München – Kritische Phase im Sport: Wie kommt man über Silvester/Neujahr? Der 2. Januar kann ein gefährliches Datum sein. Eishockey-Meister EHC München hat den Übergang seriös bewältigt. Am 31. Dezember frei gehabt, am 1. Januar nachmittags die Jahresendfeier rausgeschwitzt, am 2. dann Nürnberg geschlagen. Den Ex-Angstgegner. 4:1 (2:0, 2:1, 0:0).
EHC München und Nürnberg Ice Tigers, das sind die beiden internationalen Marken der Deutschen Eishockey-Liga.
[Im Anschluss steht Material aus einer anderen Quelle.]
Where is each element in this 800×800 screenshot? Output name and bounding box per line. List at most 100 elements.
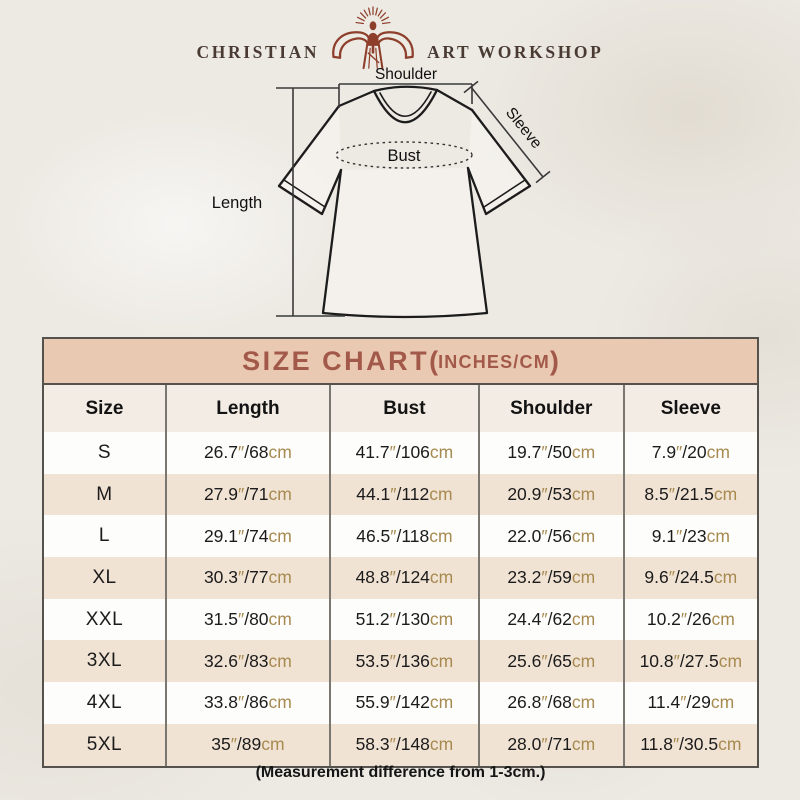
cm-value: 124 [400,567,430,588]
column-header-size: Size [44,385,166,432]
inches-value: 26.7 [203,442,238,463]
cm-unit: cm [706,442,730,463]
unit-separator: / [682,442,688,463]
cm-unit: cm [429,442,454,463]
inches-value: 28.0 [507,734,542,755]
unit-separator: / [244,442,250,463]
cm-unit: cm [429,734,454,755]
cm-unit: cm [268,567,292,588]
unit-separator: / [244,609,250,630]
table-row: 3XL 32.6″/83cm 53.5″/136cm 25.6″/65cm 10.8″/… [44,640,757,683]
unit-separator: / [547,609,553,630]
cm-unit: cm [706,525,730,546]
bust-measurement: 41.7″/106cm [328,432,479,474]
inch-mark: ″ [673,650,680,671]
column-header-shoulder: Shoulder [477,385,624,432]
inch-mark: ″ [389,692,396,713]
title-paren-open: ( [429,345,439,376]
cm-value: 30.5 [684,734,719,755]
size-label: 4XL [44,682,166,724]
cm-unit: cm [571,567,596,588]
cm-unit: cm [268,609,292,630]
inches-value: 23.2 [507,567,542,588]
size-label: L [44,515,166,558]
column-header-sleeve: Sleeve [622,385,757,432]
inch-mark: ″ [390,525,397,546]
inches-value: 30.3 [203,567,238,588]
inch-mark: ″ [668,567,675,588]
unit-separator: / [244,567,250,588]
cm-unit: cm [571,484,596,505]
shoulder-measurement: 22.0″/56cm [477,515,624,558]
unit-separator: / [547,525,553,546]
cm-value: 59 [552,567,572,588]
cm-unit: cm [713,484,738,505]
unit-separator: / [547,442,553,463]
size-label: XL [44,557,166,599]
shoulder-measurement: 26.8″/68cm [477,682,624,724]
inches-value: 27.9 [203,484,238,505]
inch-mark: ″ [389,734,396,755]
inches-value: 46.5 [356,525,391,546]
inch-mark: ″ [668,484,675,505]
inch-mark: ″ [390,484,397,505]
unit-separator: / [395,442,401,463]
bust-dotted-ellipse [335,141,473,169]
cm-value: 24.5 [679,567,714,588]
cm-value: 71 [552,734,572,755]
cm-unit: cm [261,734,285,755]
inches-value: 44.1 [356,484,391,505]
sleeve-measurement: 11.4″/29cm [622,682,757,724]
shoulder-measurement: 24.4″/62cm [477,598,624,641]
inch-mark: ″ [541,442,548,463]
cm-unit: cm [268,484,292,505]
title-sub: INCHES/CM [438,352,550,372]
inch-mark: ″ [680,692,687,713]
cm-value: 77 [249,567,269,588]
unit-separator: / [679,650,685,671]
cm-value: 74 [249,525,269,546]
cm-value: 29 [691,692,711,713]
size-chart-title: SIZE CHART(INCHES/CM) [44,339,757,385]
cm-unit: cm [710,692,735,713]
length-measurement: 29.1″/74cm [164,515,330,558]
inch-mark: ″ [541,525,548,546]
inches-value: 48.8 [355,567,390,588]
size-chart-table: SIZE CHART(INCHES/CM) Size Length Bust Shou… [42,337,759,768]
robe-icon [362,42,384,70]
title-main: SIZE CHART [242,345,430,376]
inch-mark: ″ [238,567,245,588]
inches-value: 53.5 [355,650,390,671]
inches-value: 7.9 [651,442,677,463]
unit-separator: / [396,525,402,546]
title-paren-close: ) [549,345,559,376]
sleeve-label: Sleeve [502,104,545,152]
table-row: M 27.9″/71cm 44.1″/112cm 20.9″/53cm 8.5″/21.… [44,473,757,516]
shoulder-measurement: 28.0″/71cm [477,723,624,766]
cm-unit: cm [571,609,596,630]
cm-unit: cm [571,525,596,546]
inch-mark: ″ [541,650,548,671]
shoulder-measurement: 19.7″/50cm [477,432,624,474]
column-header-bust: Bust [328,385,479,432]
cm-value: 26 [692,609,712,630]
inches-value: 10.2 [646,609,681,630]
bust-measurement: 58.3″/148cm [328,723,479,766]
inch-mark: ″ [238,442,245,463]
cm-value: 112 [401,484,430,505]
table-row: L 29.1″/74cm 46.5″/118cm 22.0″/56cm 9.1″/23c… [44,515,757,558]
sleeve-measurement: 9.6″/24.5cm [622,557,757,599]
cm-value: 68 [249,442,269,463]
inches-value: 55.9 [355,692,390,713]
inch-mark: ″ [389,650,396,671]
cm-unit: cm [571,650,596,671]
cm-value: 50 [552,442,572,463]
inch-mark: ″ [238,525,245,546]
cm-unit: cm [713,567,738,588]
measurement-lines [276,80,551,317]
inches-value: 22.0 [507,525,542,546]
inch-mark: ″ [238,484,245,505]
size-label: S [44,432,166,474]
table-row: 5XL 35″/89cm 58.3″/148cm 28.0″/71cm 11.8″/30… [44,723,757,766]
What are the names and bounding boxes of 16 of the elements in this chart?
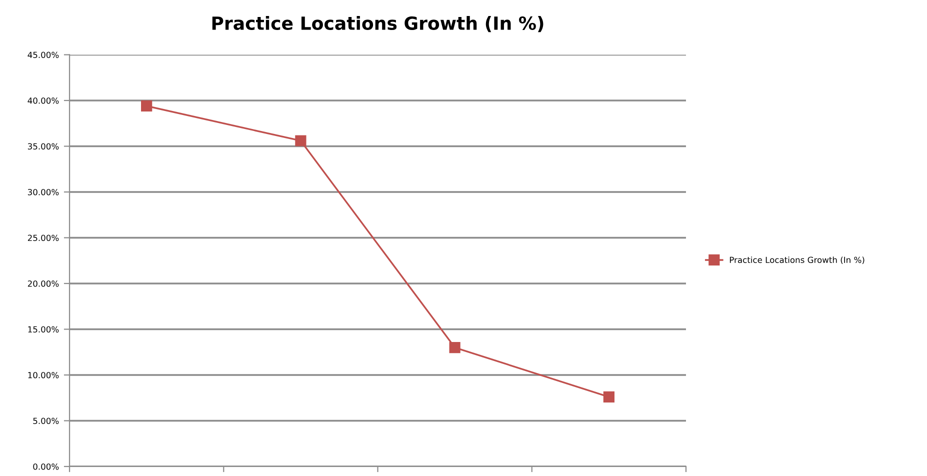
point xyxy=(449,342,460,354)
point xyxy=(603,391,614,402)
y-tick-label: 20.00% xyxy=(28,280,59,287)
y-tick-label: 10.00% xyxy=(28,372,59,378)
y-tick-label: 0.00% xyxy=(33,463,59,470)
y-tick-label: 5.00% xyxy=(33,418,59,424)
y-tick-label: 15.00% xyxy=(28,326,59,333)
point xyxy=(295,135,306,146)
point xyxy=(141,100,152,112)
chart-title: Practice Locations Growth (In %) xyxy=(212,16,544,32)
legend-label: Practice Locations Growth (In %) xyxy=(730,256,864,264)
y-tick-label: 45.00% xyxy=(28,52,59,58)
y-tick-label: 35.00% xyxy=(28,143,59,150)
y-tick-label: 40.00% xyxy=(28,97,59,104)
y-tick-label: 25.00% xyxy=(28,234,59,242)
y-tick-label: 30.00% xyxy=(28,188,59,196)
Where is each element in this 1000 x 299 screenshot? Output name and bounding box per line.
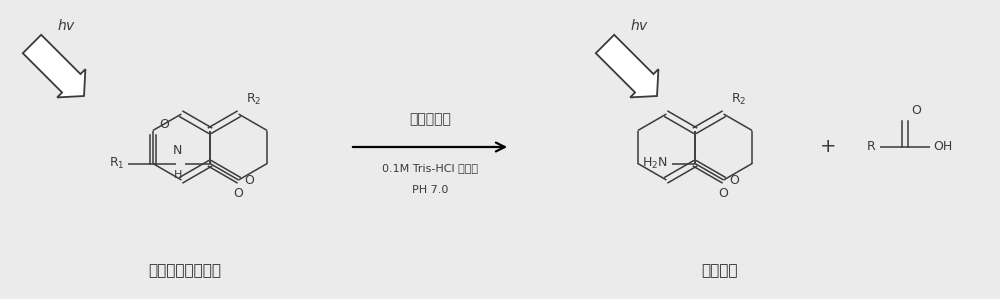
Polygon shape — [23, 35, 85, 97]
Text: O: O — [159, 118, 169, 132]
Text: H$_2$N: H$_2$N — [642, 156, 668, 171]
Text: O: O — [719, 187, 729, 200]
Text: +: + — [820, 138, 836, 156]
Text: R$_2$: R$_2$ — [246, 92, 261, 107]
Text: O: O — [245, 173, 254, 187]
Text: 弹性蛋白酶: 弹性蛋白酶 — [409, 112, 451, 126]
Text: O: O — [911, 103, 921, 117]
Text: O: O — [730, 173, 739, 187]
Text: PH 7.0: PH 7.0 — [412, 185, 448, 195]
Text: 强烈荧光: 强烈荧光 — [702, 263, 738, 278]
Polygon shape — [596, 35, 658, 97]
Text: R: R — [866, 141, 875, 153]
Text: $hv$: $hv$ — [57, 19, 76, 33]
Text: H: H — [174, 170, 182, 179]
Text: N: N — [173, 144, 182, 158]
Text: 无荧光或微弱荧光: 无荧光或微弱荧光 — [149, 263, 222, 278]
Text: R$_1$: R$_1$ — [109, 156, 124, 171]
Text: $hv$: $hv$ — [630, 19, 649, 33]
Text: OH: OH — [933, 141, 952, 153]
Text: R$_2$: R$_2$ — [731, 92, 746, 107]
Text: O: O — [234, 187, 244, 200]
Text: 0.1M Tris-HCl 缓冲液: 0.1M Tris-HCl 缓冲液 — [382, 163, 478, 173]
Die Münchner bewegen sich im Alle-zwei-Tage-ein-Spiel-Rhythmus auf das Halbfinale der Champions League gegen Salzburg (Dienstag, 8. Januar) zu, die Nürnberger haben ihren Auftritt fürs Renommee gerade hinter sich. Aufgrund ihrer Vorjahresleistungen (DEL-Halbfinalist) waren sie zum Spengler Cup nach Davos eingeladen, wo sie vier Matches in vier Tagen zu bestreiten hatten (was die DEL-Anstrengungen noch übertrifft). Drei Mal verloren die Franken (zweimal gegen Team Canada, einmal gegen Gastgeber Davos), schafften es durch einen Überraschungssieg gegen das russische Team Magnitogorsk aber ins Halbfinale. Unterm Strich galt die Turnierteilnahme in der Schweiz als Erfolg.
Für das Geschehen in der DEL war sie aber kontraproduktiv, denn beim Wiedereinstieg in den nationalen Betrieb war den Ice Tigers anzusehen, dass der Spengler Cup Energie gekostet haben muss. Sie spielten ein indiskutables erstes Drittel, in dem der EHC München unkompliziert und schnell (7., 11.) durch zwei Treffer von Matt Stajan (der zweite war ein Nürnberger Eigentor) zu einer 2:0-Führung kam. Vor dem Nürnberger Tor war der EHC frischer und entschlossener, selbst Schüsse aus fast aussichtsloser Position (vor dem 2:0) wurden zur Gefahr für Ice-Tigers-Goalie Niklas Treutle, den ehemaligen Münchner. „Das ist definitiv zu wenig, vor allem müssen wir die Scheiben aus der Defensive rauskriegen“, meinte Stürmer Daniel Weiß nach zwanzig Minuten.
Ins zweite Drittel stieg Nürnberg forscher ein, kam durch ein Trickser-Tor von Dane Fox zum 1:2, versäumte es aber, in der kurzen Dominanzphase das zweite Tor nachzulegen (die Chancen hatten Pföderl und Reimer). Das 3:1 für München (27.) dämpfte die Ambitionen der Tigers – schon weil es Yasin Ehliz erzielte. Der verlorene/verstoßene Sohn Nürnbergs.
Als vor 5180 Zuschauern Yannic Seidenberg den Puck zum 4:1 in den Winkel drosch (37.)., war klar, dass es an diesem Abend keine Wende mehr geben würde. „Wir dürfen nur nicht in die Nürnberger Konter laufen“, mahnte Nürnberg-Kenner Ehliz. Die Kollegen hielten sich daran und spielten das 4:1 sicher runter.
Nürnberg, über Jahre eine sichere Playoff-Nummer, bleibt jenseits von Platz 10 hängen. Die Spieler haben sich in den vergangenen Wochen zwar zusammengerauft – gestern in München rauften sie sich aber auch zu oft mit den Gegenspielern (Dupuis gegen Andy Eder, Aronson gegen Wolf). Für Tore fehlte die Kraft.